All the talk of assisting with building classrooms at our schools never came to anything.
Environmental issues have now become a grave concern for the local people.
Our pristine forests have been destroyed and now we are left with an oil palm plantation which is destroying our ecosystem and the river we once enjoyed.
The waste coming from the oil palm factory is killing the mangroves on the Lodi River and the lagoon and has left a permanent scar.
Most water sources we drink from daily are contaminated with chemicals and fertilisers from the oil palm plantations.
Social issues have also escalated to levels never seen before. Drug and substance abuse is on the rise and there is now a cultivation and trade in drugs in the oil palm camps.
Consumption of home brew is also on the rise, increasing the negative influences in the villages around the oil palm plantation.
People are forced to rely heavily on store foods resulting in serious issues when money is not available as promised land rental payments are not made.
Other issues include non-payment of compensation to injured workers.
After the Commission of Inquiry found the SABL leases were illegal, the government promised to cancel them and restore stolen land to the customary landowners.
Those were empty promises, just like the promises of the logging and oil palm companies.
In West Pomio we are suffering the consequences of the Papua New Guinea government’s ongoing collusion with foreign companies.
Paul Pavol is a land rights advocate and fought to reclaim his and his peoples land appropriated by the government-backed and court-condemned Special Agriculture Business Lease. In 2016, Paul was awarded the Alexander Soros Foundation Award for Environmental and Human Rights Activism for fighting to protect and reclaim his community’s land
I feel for Paul Pavol who has tried for many years to stop the SABL rape of his people's forest. Scenes like Pomio's devastated forests are found all over PNG including on my wife's island.
Here is a survey of the Pomio travesty in the Post-Courier (17 June 2012):
The shame of PNG’s worst ever land grab
In the sub-lease arrangement for the SABLs in Pomio East New Britain, the landowner company Memalo Holdings agreed to sublease the land for 60 years with a further 30 year option to RH subsidiary Gilford Limited.
The agreement stipulated that if Memalo terminated the lease it must compensate Gilford for the value of the oil palm planted, infrastructure, the value of the yet to be built oil palm oil mill and all its expected profits. By rough estimation this amounts to approximately K10 billion.
Of most concern was a clause that if Memalo is not in a financially position to pay the compensation, Gilford can apply to the court for an injunction to stop the Memalo from breaking the sublease.

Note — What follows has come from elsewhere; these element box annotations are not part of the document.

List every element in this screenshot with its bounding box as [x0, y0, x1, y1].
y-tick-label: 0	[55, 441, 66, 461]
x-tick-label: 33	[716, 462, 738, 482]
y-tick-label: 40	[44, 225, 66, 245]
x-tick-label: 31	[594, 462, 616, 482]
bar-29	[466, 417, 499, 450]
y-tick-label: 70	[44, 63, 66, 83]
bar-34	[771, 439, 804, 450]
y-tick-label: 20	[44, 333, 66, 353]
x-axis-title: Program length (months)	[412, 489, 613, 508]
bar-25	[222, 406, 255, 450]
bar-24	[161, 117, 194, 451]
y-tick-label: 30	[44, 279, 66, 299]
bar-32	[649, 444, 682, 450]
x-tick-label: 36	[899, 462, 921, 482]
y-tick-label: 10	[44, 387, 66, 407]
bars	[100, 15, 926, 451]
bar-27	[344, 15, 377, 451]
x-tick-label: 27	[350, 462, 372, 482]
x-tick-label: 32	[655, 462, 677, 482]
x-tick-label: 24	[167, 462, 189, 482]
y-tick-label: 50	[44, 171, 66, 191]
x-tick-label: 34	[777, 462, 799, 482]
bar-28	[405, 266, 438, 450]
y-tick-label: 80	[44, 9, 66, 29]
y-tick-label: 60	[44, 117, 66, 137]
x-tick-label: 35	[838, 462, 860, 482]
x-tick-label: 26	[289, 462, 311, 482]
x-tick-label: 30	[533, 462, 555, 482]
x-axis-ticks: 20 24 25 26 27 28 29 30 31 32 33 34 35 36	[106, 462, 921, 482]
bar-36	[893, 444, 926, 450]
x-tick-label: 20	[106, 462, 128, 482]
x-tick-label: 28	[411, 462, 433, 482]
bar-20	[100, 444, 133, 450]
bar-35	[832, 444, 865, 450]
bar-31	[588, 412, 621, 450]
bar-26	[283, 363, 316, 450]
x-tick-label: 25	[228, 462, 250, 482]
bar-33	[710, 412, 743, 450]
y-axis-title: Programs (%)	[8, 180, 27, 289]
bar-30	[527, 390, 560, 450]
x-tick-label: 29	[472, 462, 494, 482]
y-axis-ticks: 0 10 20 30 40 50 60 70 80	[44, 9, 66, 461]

Therefore, the landowner company has virtually given away the community’s land for up to 90 years without a way out.
The sublease does not provide for Gilford to allow Memalo or the Pomio community to hold any equity in the ownership of the oil palm plantation, nor any equity in the mill to be established to process the palm oil.
There is no provision for assistance to villages, ILGs or Memalo to form their own oil palm plantings. The only immediate tangible benefit to most of the customary landowners is timber royalties which are expected to end within four years and which Gilford would have been liable to pay even without a sub-lease agreement.
Rental payments for planted land are offered, but even this is for only one of the three SABL titles subleased - Pomata, within which the oil palm nursery and log pond is established.
Posted by: Arthur Williams | 26 April 2021 at 08:52 PM
In 2017 I went to Palmal west Pomio and saw the wanton destruction of virgin forest by the Malayasian company. Public servants in Pomio were colluding the company officials to pick crumbs from the company's coffers and secure their own living. Trees that had ten decades to grow were mown down instantly and in the process create an environmental disaster. What I saw happening in Pomio is happening in many parts of Papua New Guinea. Our virgin forest are being depleted at an alarming rate. If nothing is done to stop the rape and dsdtruction of forest, we will end up with a huge desert which once grew virgin forest.